A leasehold is an interest in real property in which the leaseholder doesn't own a specific piece of property but possesses a long-term lease. It involves a written rental agreement for an extended period of time. A leasehold often refers to improvements on real property when the improvements are built on land owned by one party which is leased for a long term to the owner of the building.

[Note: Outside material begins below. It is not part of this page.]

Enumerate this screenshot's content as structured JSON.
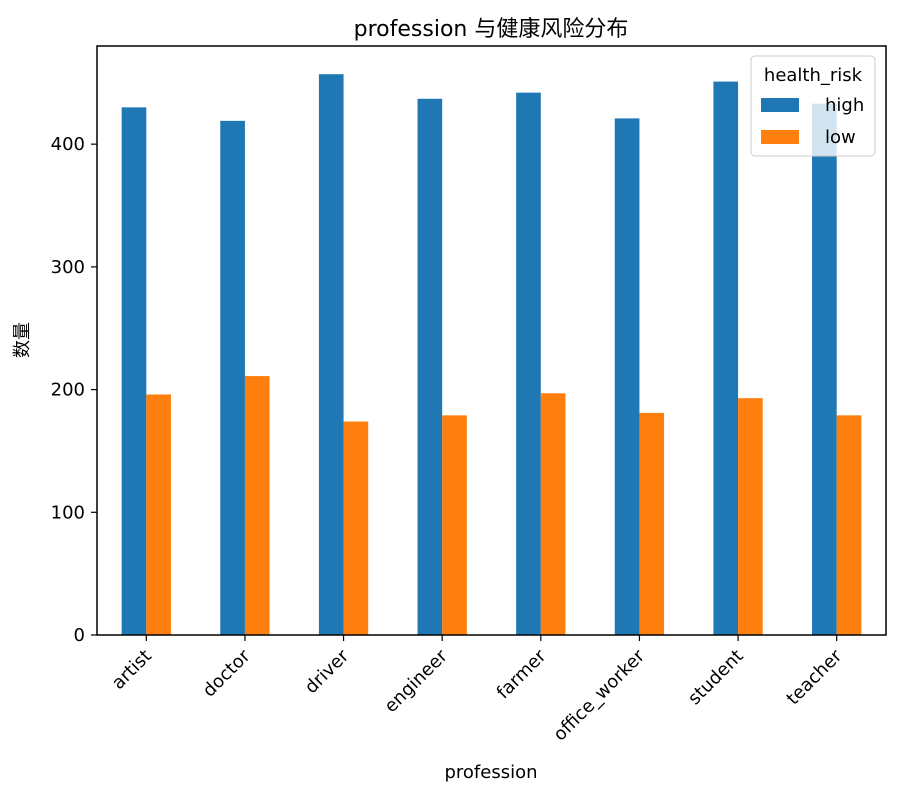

The following is an example of a state statute governing leaseholds:
(1) "Leasehold interest" shall mean an interest in publicly owned real or personal property which exists by virtue of any lease, permit, license, or any other agreement, written or verbal, between the public owner of the property and a person who would not be exempt from property taxes if that person owned the property in fee, granting possession and use, to a degree less than fee simple ownership: PROVIDED, That no interest in personal property (excluding land or buildings) which is owned by the United States, whether or not as trustee, or by any foreign government shall constitute a leasehold interest hereunder when the right to use such property is granted pursuant to a contract solely for the manufacture or production of articles for sale to the United States or any foreign government. The term "leasehold interest" shall include the rights of use or occupancy by others of property which is owned in fee or held in trust by a public corporation, commission, or authority created under RCW 35.21.730 or 35.21.660 if the property is listed on or is within a district listed on any federal or state register of historical sites. The term "leasehold interest" shall not include road or utility easements, rights of access, occupancy, or use granted solely for the purpose of removing materials or products purchased from a public owner or the lessee of a public owner, or rights of access, occupancy, or use granted solely for the purpose of natural energy resource exploration.